Venom repeats the problem a lot of superhero origin stories make – that the filmmakers think the audience cares about the insane ways these people get their powers. We do not. And we certainly do not need an hour of boring exposition before we finally get we showed up to see. It doesn’t help much that until Venom shows up, Hardy’s Brock is just an asshole – and only a somewhat charming asshole – and that no one else leaves an impression at all. Williams is such a good actress – she really is one of our very best, and she has turned nothing roles into something before, most recently whatever she was doing in I Feel Pretty, which was hilarious. But she’s undone in a role like this, which really requires her to do nothing except look at Brock doe-eyed and in love at first, and then with disappointment later on. Love interests in these movies often don’t last long – it’s why we haven’t seen Natalie Portman in Thor for a while, but Williams in particular gets the short shrift.
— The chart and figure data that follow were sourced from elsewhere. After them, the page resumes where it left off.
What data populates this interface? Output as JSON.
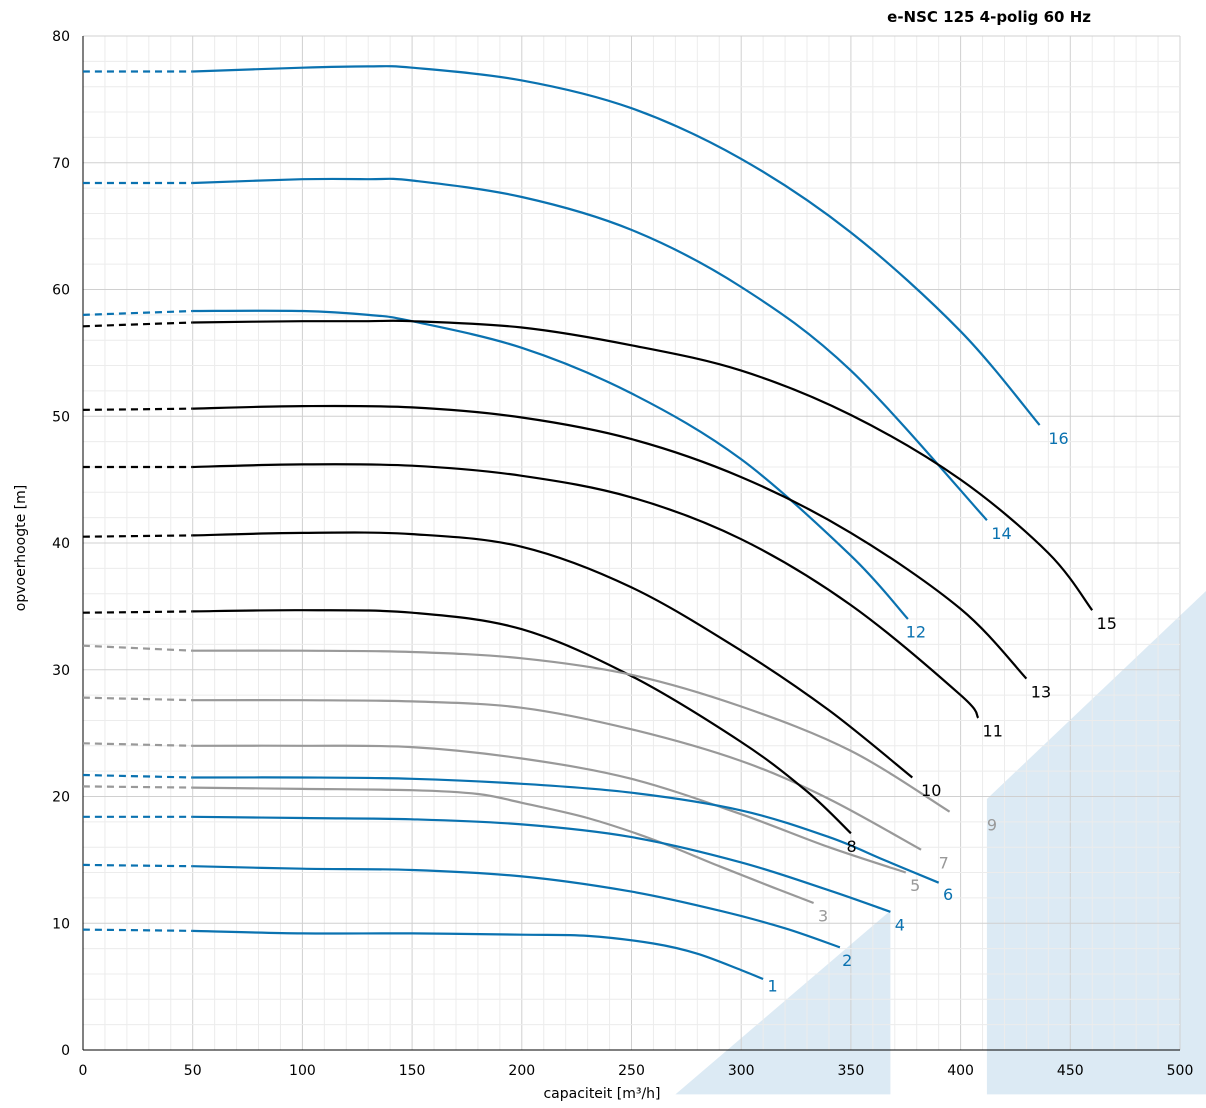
{
  "chart_data": {
    "type": "line",
    "title": "e-NSC 125 4-polig 60 Hz",
    "xlabel": "capaciteit [m³/h]",
    "ylabel": "opvoerhoogte [m]",
    "xlim": [
      0,
      500
    ],
    "ylim": [
      0,
      80
    ],
    "x_ticks": [
      0,
      50,
      100,
      150,
      200,
      250,
      300,
      350,
      400,
      450,
      500
    ],
    "y_ticks": [
      0,
      10,
      20,
      30,
      40,
      50,
      60,
      70,
      80
    ],
    "grid": true,
    "dashed_segment_x": [
      0,
      50
    ],
    "colors": {
      "blue": "#0a72b0",
      "black": "#000000",
      "grey": "#999999",
      "region": "#dceaf4",
      "grid_major": "#d0d0d0",
      "grid_minor": "#ececec"
    },
    "series": [
      {
        "name": "1",
        "color": "blue",
        "x": [
          0,
          50,
          100,
          150,
          200,
          230,
          260,
          280,
          300,
          310
        ],
        "y": [
          9.5,
          9.4,
          9.2,
          9.2,
          9.1,
          9.0,
          8.4,
          7.6,
          6.3,
          5.6
        ]
      },
      {
        "name": "2",
        "color": "blue",
        "x": [
          0,
          50,
          100,
          150,
          200,
          250,
          290,
          320,
          345
        ],
        "y": [
          14.6,
          14.5,
          14.3,
          14.2,
          13.7,
          12.5,
          11.0,
          9.6,
          8.1
        ]
      },
      {
        "name": "3",
        "color": "grey",
        "x": [
          0,
          50,
          100,
          150,
          180,
          200,
          230,
          260,
          290,
          315,
          333
        ],
        "y": [
          20.8,
          20.7,
          20.6,
          20.5,
          20.2,
          19.5,
          18.3,
          16.6,
          14.5,
          12.8,
          11.6
        ]
      },
      {
        "name": "4",
        "color": "blue",
        "x": [
          0,
          50,
          100,
          150,
          200,
          250,
          300,
          340,
          368
        ],
        "y": [
          18.4,
          18.4,
          18.3,
          18.2,
          17.8,
          16.8,
          14.8,
          12.6,
          10.9
        ]
      },
      {
        "name": "5",
        "color": "grey",
        "x": [
          0,
          50,
          100,
          150,
          200,
          250,
          300,
          340,
          375
        ],
        "y": [
          24.2,
          24.0,
          24.0,
          23.9,
          23.0,
          21.4,
          18.6,
          16.0,
          14.0
        ]
      },
      {
        "name": "6",
        "color": "blue",
        "x": [
          0,
          50,
          100,
          150,
          200,
          250,
          300,
          340,
          365,
          390
        ],
        "y": [
          21.7,
          21.5,
          21.5,
          21.4,
          21.0,
          20.3,
          18.9,
          16.8,
          15.0,
          13.2
        ]
      },
      {
        "name": "7",
        "color": "grey",
        "x": [
          0,
          50,
          100,
          150,
          200,
          250,
          300,
          340,
          382
        ],
        "y": [
          27.8,
          27.6,
          27.6,
          27.5,
          27.0,
          25.3,
          22.8,
          19.8,
          15.8
        ]
      },
      {
        "name": "8",
        "color": "black",
        "x": [
          0,
          50,
          100,
          150,
          200,
          250,
          300,
          330,
          350
        ],
        "y": [
          34.5,
          34.6,
          34.7,
          34.5,
          33.2,
          29.5,
          24.3,
          20.4,
          17.1
        ]
      },
      {
        "name": "9",
        "color": "grey",
        "x": [
          0,
          50,
          100,
          150,
          200,
          250,
          300,
          350,
          395
        ],
        "y": [
          31.9,
          31.5,
          31.5,
          31.4,
          30.9,
          29.6,
          27.1,
          23.6,
          18.8
        ]
      },
      {
        "name": "10",
        "color": "black",
        "x": [
          0,
          50,
          100,
          150,
          200,
          250,
          300,
          340,
          378
        ],
        "y": [
          40.5,
          40.6,
          40.8,
          40.7,
          39.7,
          36.5,
          31.5,
          26.8,
          21.5
        ]
      },
      {
        "name": "11",
        "color": "black",
        "x": [
          0,
          50,
          100,
          150,
          200,
          250,
          300,
          350,
          400,
          408
        ],
        "y": [
          46.0,
          46.0,
          46.2,
          46.1,
          45.3,
          43.6,
          40.3,
          35.1,
          28.0,
          26.2
        ]
      },
      {
        "name": "12",
        "color": "blue",
        "x": [
          0,
          50,
          100,
          130,
          150,
          200,
          250,
          300,
          350,
          376
        ],
        "y": [
          58.0,
          58.3,
          58.3,
          58.0,
          57.5,
          55.4,
          51.8,
          46.6,
          39.0,
          34.0
        ]
      },
      {
        "name": "13",
        "color": "black",
        "x": [
          0,
          50,
          100,
          150,
          200,
          250,
          300,
          350,
          400,
          430
        ],
        "y": [
          50.5,
          50.6,
          50.8,
          50.7,
          49.9,
          48.2,
          45.2,
          40.8,
          34.8,
          29.3
        ]
      },
      {
        "name": "14",
        "color": "blue",
        "x": [
          0,
          50,
          100,
          130,
          150,
          200,
          250,
          300,
          350,
          412
        ],
        "y": [
          68.4,
          68.4,
          68.7,
          68.7,
          68.6,
          67.3,
          64.7,
          60.2,
          53.6,
          41.8
        ]
      },
      {
        "name": "15",
        "color": "black",
        "x": [
          0,
          50,
          100,
          130,
          150,
          200,
          250,
          300,
          350,
          400,
          440,
          460
        ],
        "y": [
          57.1,
          57.4,
          57.5,
          57.5,
          57.5,
          57.0,
          55.6,
          53.6,
          50.1,
          45.0,
          39.2,
          34.7
        ]
      },
      {
        "name": "16",
        "color": "blue",
        "x": [
          0,
          50,
          100,
          130,
          150,
          200,
          250,
          300,
          350,
          400,
          436
        ],
        "y": [
          77.2,
          77.2,
          77.5,
          77.6,
          77.5,
          76.5,
          74.3,
          70.3,
          64.5,
          56.7,
          49.3
        ]
      }
    ],
    "regions": [
      {
        "polygon": [
          [
            270,
            -3.5
          ],
          [
            368,
            11.0
          ],
          [
            368,
            -3.5
          ]
        ]
      },
      {
        "polygon": [
          [
            412,
            -3.5
          ],
          [
            412,
            19.8
          ],
          [
            513,
            36.4
          ],
          [
            513,
            -3.5
          ]
        ]
      }
    ],
    "curve_labels": [
      {
        "text": "1",
        "x": 312,
        "y": 5.1,
        "color": "blue"
      },
      {
        "text": "2",
        "x": 346,
        "y": 7.1,
        "color": "blue"
      },
      {
        "text": "3",
        "x": 335,
        "y": 10.6,
        "color": "grey"
      },
      {
        "text": "4",
        "x": 370,
        "y": 9.9,
        "color": "blue"
      },
      {
        "text": "5",
        "x": 377,
        "y": 13.0,
        "color": "grey"
      },
      {
        "text": "6",
        "x": 392,
        "y": 12.3,
        "color": "blue"
      },
      {
        "text": "7",
        "x": 390,
        "y": 14.8,
        "color": "grey"
      },
      {
        "text": "8",
        "x": 348,
        "y": 16.1,
        "color": "black"
      },
      {
        "text": "9",
        "x": 412,
        "y": 17.8,
        "color": "grey"
      },
      {
        "text": "10",
        "x": 382,
        "y": 20.5,
        "color": "black"
      },
      {
        "text": "11",
        "x": 410,
        "y": 25.2,
        "color": "black"
      },
      {
        "text": "12",
        "x": 375,
        "y": 33.0,
        "color": "blue"
      },
      {
        "text": "13",
        "x": 432,
        "y": 28.3,
        "color": "black"
      },
      {
        "text": "14",
        "x": 414,
        "y": 40.8,
        "color": "blue"
      },
      {
        "text": "15",
        "x": 462,
        "y": 33.7,
        "color": "black"
      },
      {
        "text": "16",
        "x": 440,
        "y": 48.3,
        "color": "blue"
      }
    ]
  }
}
Ahmed, an immensely talented actor, doesn’t have much to do as the villain either – trying, I think, to be an understated version of Elon Musk – but what the hell is the point of that?
 
As the movie moved along, I enjoyed it more and more though. It is a lot of fun to see Hardy argue with the voice inside his own – a wickedly profane voice at that – and it’s nice that Brock doesn’t seem to have many moral qualms about using his powers to, you know, eat people – as long as they are bad. Hardy is great in those latter scenes, as he gets increasingly unhinged. The action sequences don’t help him much – Fleischer doesn’t seem to know what to do with them, and essentially we end up looking at little more than CGI soup. There is a post-credits scene (of course there is) which sets up a sequel, and it isn’t very good, but perhaps the actual sequel could be.
 
The key for that to happen would be to bring a director better adept at directing action, and letting Hardy loose for the entire runtime. Venom is a movie that buried the lede – the thing that makes you want to see the movie in the first place. Had they replaced it with something entertaining or interesting, great. But here, they make you wade through an hour of boring dreck to get there.